Der Begriff kreatives Potential schließlich lässt sich inhaltlich weiter anreichern, indem man die aus dem sich dahingehend öffnenden Gebrauchsmodus entspringenden Redemuster nochmals den von der Sprachwissenschaft hauptsächlich beleuchteten habitualisierten (d. h. lexikalisierten bzw. soziolinguistisch gut integrierten und der langue zuzurechnenden) Ergebnissen von Sprachkontakten gegenüberstellt (vgl. Görlach 2003; Onysko 2007). Diese erweisen sich hauptsächlich als Entlehnungen – hier in Form von Anglizismen.
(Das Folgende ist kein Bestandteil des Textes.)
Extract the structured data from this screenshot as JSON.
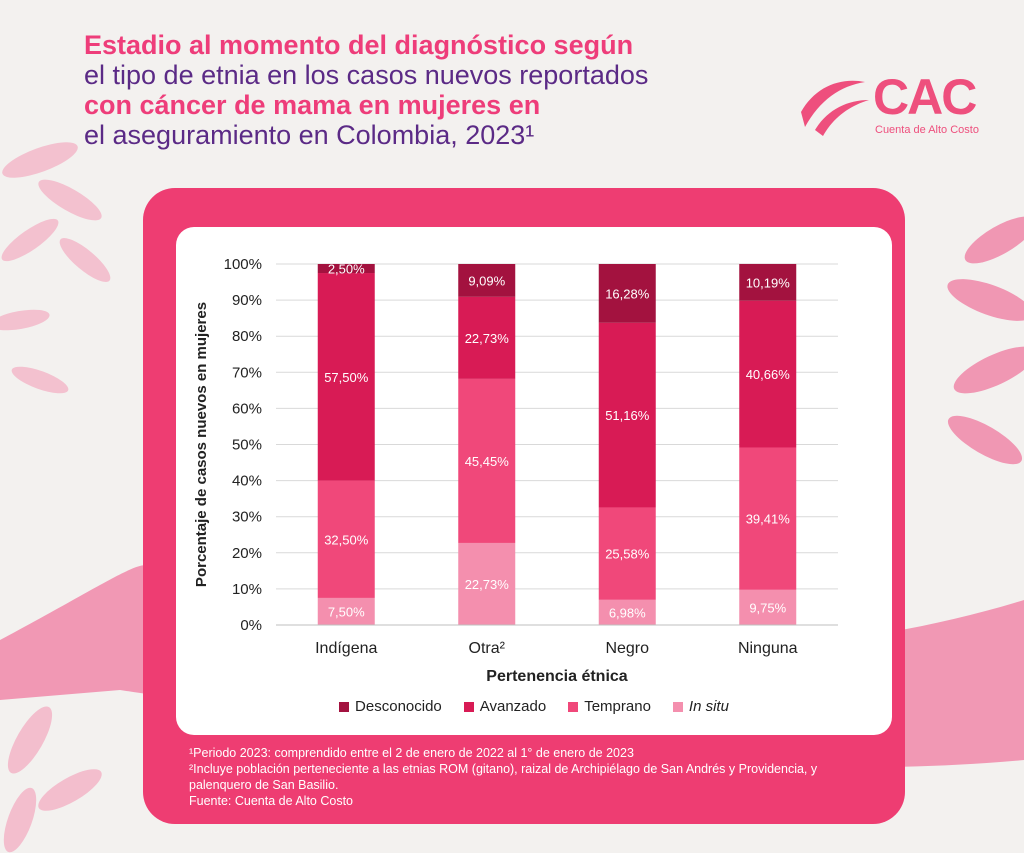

Oft denotativ motiviert, schließen sie meist Bezeichnungslücken in einer anderen Sprache, was wiederum besonders dann der Fall ist, wenn neben der Bezeichnung zugleich ein neues Konzept aus dem angloamerikanischen Kulturkreis mitübernommen wird. (Kontaktbedingte) Kreativität beginnt dagegen nach Koll-Stobbe (2000: 29-34, 136), erst dort, wo das Englische, hier im Zusammenspiel mit dem Deutschen, im Rahmen eines „situativ-modifizierenden Sprachkönnens“ als Zweitsprache eingesetzt wird. „Situativ-modifizierendes Sprachkönnen“ heißt mit Blick auf Sprachkontakte(8), dass die betreffenden Sprachbenutzer sich dann nicht nur an usuellen, regelgeleiteten und linguistisch produktiv gewordenen Gebrauchsmustern (z. B. Entlehnungen qua Anglizismen) orientieren, die unter das theoretische Pendant des „habituellen Sprachkönnens“ (Koll-Stobbe 2000: 27 f.) fallen. Vielmehr hebt das Konzept darauf ab, dass wenigstens graduell bilinguale Sprecher auch dazu bereit und imstande sind, hoch kontextabhängige, semantisch und strukturell dichte, über Sprachgrenzen hinweg gehende sprachliche Innovationen zu produzieren, um besondere Ausdrucksbedürfnisse zu verwirklichen. Da die Redeprodukte erst durch Sprachkontakte – hier zwischen dem Deutschen und dem Englischen – zustande kommen, eignet ihnen eine emergente Qualität (Földes 2005: 20); denn die sprachlichen Resultate lassen sich nicht aus der bloßen Summe oder dem Produkt der jeweiligen einzelsprachlichen Strukturen und Bedeutungen erklären, sondern sind Resultat einer kontextuellen, kreativen Verschmelzung der beiden Sprachkodes im expandierenden Kreis – mit lingualen Reflexen, die Koll-Stobbe (2000: 92 ff.) als Produkte von situativ manifesten Prozessen bewussten bilingualen Wortens (wording) apostrophiert.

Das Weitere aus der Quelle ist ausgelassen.